Trigonmetric Integration Question

[calcnd]

Hi, I'm new to this forum. I figure it would be appropriate to briefly introduce myself before asking my question.

My name is Nick. I've graduated high school and I am presently taking the year off before attending university next fall. Having a lot of free time has allowed me to begin learning Calculus II topics that I'll inevitably encounter in the future.

Anyways, on to my question(s):

$$\int {{-1}\over{cos^2(x)}} dx$$
$$= -\int {{sin^2(x) + cos^2(x)}\over{cos^2(x)}} dx$$
$$= -\int {{sin^2(x)}\over{cos^2(x)}} dx -\int {{cos^2(x)}\over{cos^2(x)}}dx$$
$$= -\int tan^2(x) dx - \int dx$$
$$= ?$$

Alas, I do not know how to properly integrate $$tan^2(x)$$

I am relatively confident, however, that my above reasoning is corect. This is because the answer to the following integral is supposed to be:

$$\int tan^2(x)dx = tan(x) - x + C$$ Meaning:

$$\int {{-1}\over{cos^2(x)}} dx$$
$$= -\int tan^2(x) dx - \int dx$$
$$= -tan(x) + x - C - x + D$$
$$= -tan(x) + K$$


Which should be the correct answer. Thus, my problem is in integrating the tangent x squared function.Thank-you in advance,

Nick

Edit: It appears this forum uses a different tex protocol than what I am used to on another forum I frequent. I'm attempting to figure this out, but I do appologize for the confusing mess above.

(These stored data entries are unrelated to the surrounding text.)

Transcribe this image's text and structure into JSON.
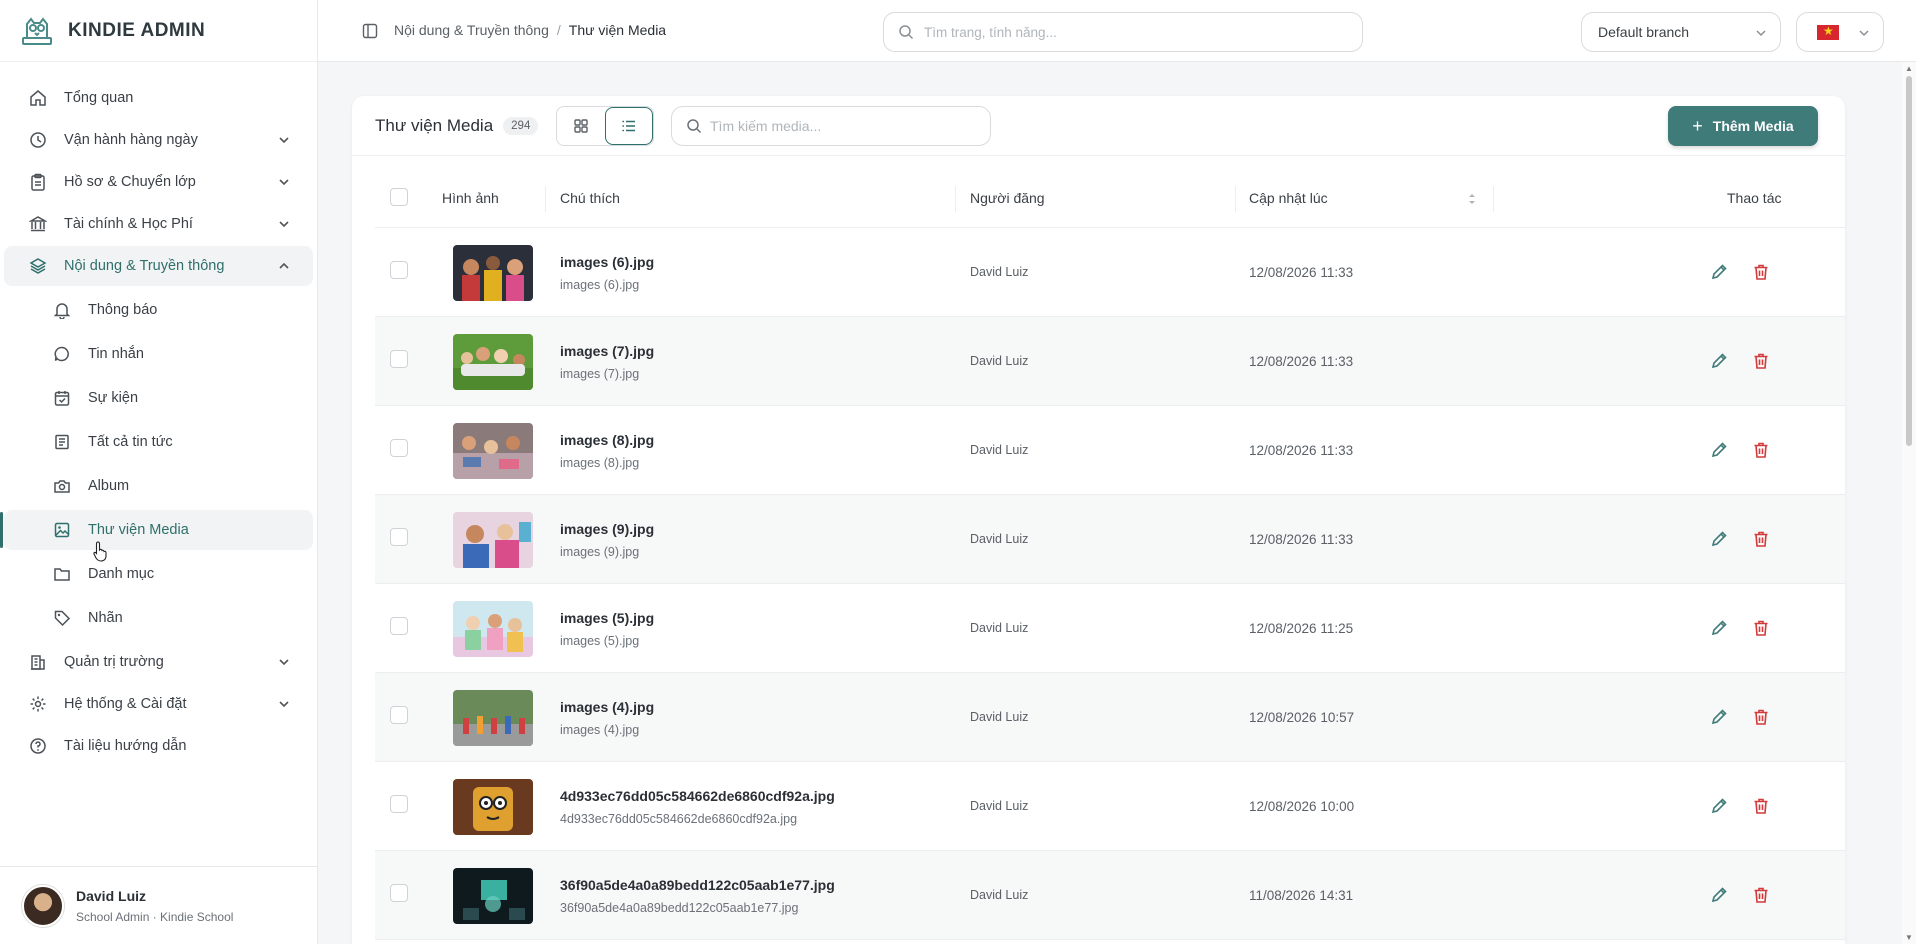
{
  "app": {
    "brand": "KINDIE ADMIN"
  },
  "sidebar": {
    "items": [
      {
        "label": "Tổng quan",
        "icon": "home-icon"
      },
      {
        "label": "Vận hành hàng ngày",
        "icon": "clock-icon"
      },
      {
        "label": "Hồ sơ & Chuyển lớp",
        "icon": "clipboard-icon"
      },
      {
        "label": "Tài chính & Học Phí",
        "icon": "bank-icon"
      },
      {
        "label": "Nội dung & Truyền thông",
        "icon": "layers-icon"
      }
    ],
    "sub_items": [
      {
        "label": "Thông báo",
        "icon": "bell-icon"
      },
      {
        "label": "Tin nhắn",
        "icon": "message-icon"
      },
      {
        "label": "Sự kiện",
        "icon": "calendar-check-icon"
      },
      {
        "label": "Tất cả tin tức",
        "icon": "newspaper-icon"
      },
      {
        "label": "Album",
        "icon": "camera-icon"
      },
      {
        "label": "Thư viện Media",
        "icon": "image-icon"
      },
      {
        "label": "Danh mục",
        "icon": "folder-icon"
      },
      {
        "label": "Nhãn",
        "icon": "tag-icon"
      }
    ],
    "bottom_items": [
      {
        "label": "Quản trị trường",
        "icon": "building-icon"
      },
      {
        "label": "Hệ thống & Cài đặt",
        "icon": "gear-icon"
      },
      {
        "label": "Tài liệu hướng dẫn",
        "icon": "help-circle-icon"
      }
    ],
    "user": {
      "name": "David Luiz",
      "role": "School Admin · Kindie School"
    }
  },
  "header": {
    "breadcrumb": [
      "Nội dung & Truyền thông",
      "Thư viện Media"
    ],
    "breadcrumb_sep": "/",
    "search_placeholder": "Tìm trang, tính năng...",
    "branch": "Default branch",
    "language_flag": "vietnam-flag"
  },
  "media": {
    "title": "Thư viện Media",
    "count": "294",
    "search_placeholder": "Tìm kiếm media...",
    "add_label": "Thêm Media",
    "add_plus": "+",
    "columns": {
      "image": "Hình ảnh",
      "caption": "Chú thích",
      "poster": "Người đăng",
      "updated": "Cập nhật lúc",
      "actions": "Thao tác"
    },
    "rows": [
      {
        "title": "images (6).jpg",
        "file": "images (6).jpg",
        "poster": "David Luiz",
        "updated": "12/08/2026 11:33"
      },
      {
        "title": "images (7).jpg",
        "file": "images (7).jpg",
        "poster": "David Luiz",
        "updated": "12/08/2026 11:33"
      },
      {
        "title": "images (8).jpg",
        "file": "images (8).jpg",
        "poster": "David Luiz",
        "updated": "12/08/2026 11:33"
      },
      {
        "title": "images (9).jpg",
        "file": "images (9).jpg",
        "poster": "David Luiz",
        "updated": "12/08/2026 11:33"
      },
      {
        "title": "images (5).jpg",
        "file": "images (5).jpg",
        "poster": "David Luiz",
        "updated": "12/08/2026 11:25"
      },
      {
        "title": "images (4).jpg",
        "file": "images (4).jpg",
        "poster": "David Luiz",
        "updated": "12/08/2026 10:57"
      },
      {
        "title": "4d933ec76dd05c584662de6860cdf92a.jpg",
        "file": "4d933ec76dd05c584662de6860cdf92a.jpg",
        "poster": "David Luiz",
        "updated": "12/08/2026 10:00"
      },
      {
        "title": "36f90a5de4a0a89bedd122c05aab1e77.jpg",
        "file": "36f90a5de4a0a89bedd122c05aab1e77.jpg",
        "poster": "David Luiz",
        "updated": "11/08/2026 14:31"
      }
    ]
  },
  "colors": {
    "accent": "#3f7b79",
    "danger": "#d33a3a"
  }
}
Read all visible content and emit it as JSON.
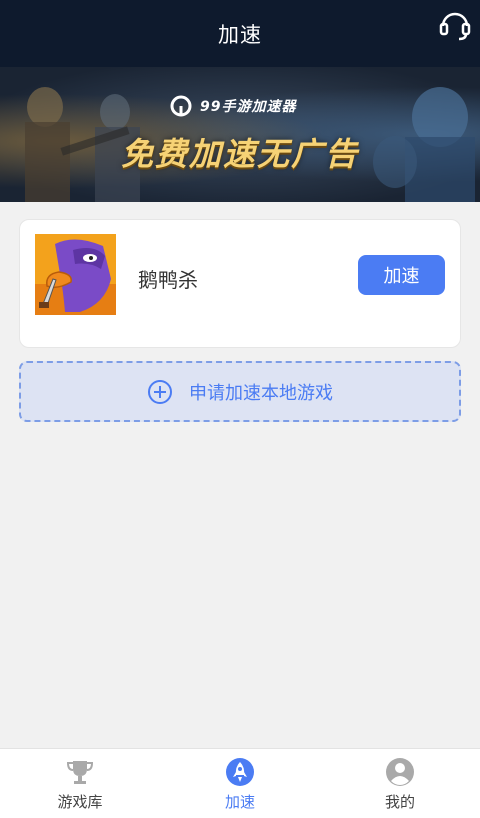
{
  "header": {
    "title": "加速",
    "support_icon": "headset-icon"
  },
  "banner": {
    "logo_text": "99手游加速器",
    "slogan": "免费加速无广告"
  },
  "game_card": {
    "name": "鹅鸭杀",
    "accelerate_label": "加速",
    "icon": "goose-game-icon"
  },
  "apply": {
    "label": "申请加速本地游戏",
    "icon": "plus-circle-icon"
  },
  "tabbar": {
    "tabs": [
      {
        "label": "游戏库",
        "icon": "trophy-icon",
        "active": false
      },
      {
        "label": "加速",
        "icon": "rocket-icon",
        "active": true
      },
      {
        "label": "我的",
        "icon": "user-icon",
        "active": false
      }
    ]
  },
  "colors": {
    "header_bg": "#0e1a2d",
    "accent": "#4b7cf3",
    "page_bg": "#f1f1f1",
    "apply_bg": "#dde3f3"
  }
}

Edit 2: I believe I found the culprit. The textit code does not apply on this forum. :)

 

[courtrigrad]

$$\int \tan^{2}x dx= \int \sec^{2}x-1\ dx = \tan x - x + C$$

 

[calcnd]

Ugh... now don't I feel rather stupid.

Trigonmetric identities will be the death of me.

 

[quasar987]

$$\int \tan^{2}x dx= \int \sec^{2}x-1\ dx = \tan x - x + C$$

Yeah but $$\int \sec^2x dx$$ is precisely what he's trying to integrate. The question is, how can it be seen that tanx is a primitive of sec²x?

 

[quasar987]

I guess you're just assumed to have differentiated tanx before and you remembered that is gave sec²x.

 

[calcnd]

Yep,

I knew $${d\over{dx}} tanx = sec^2x$$. :)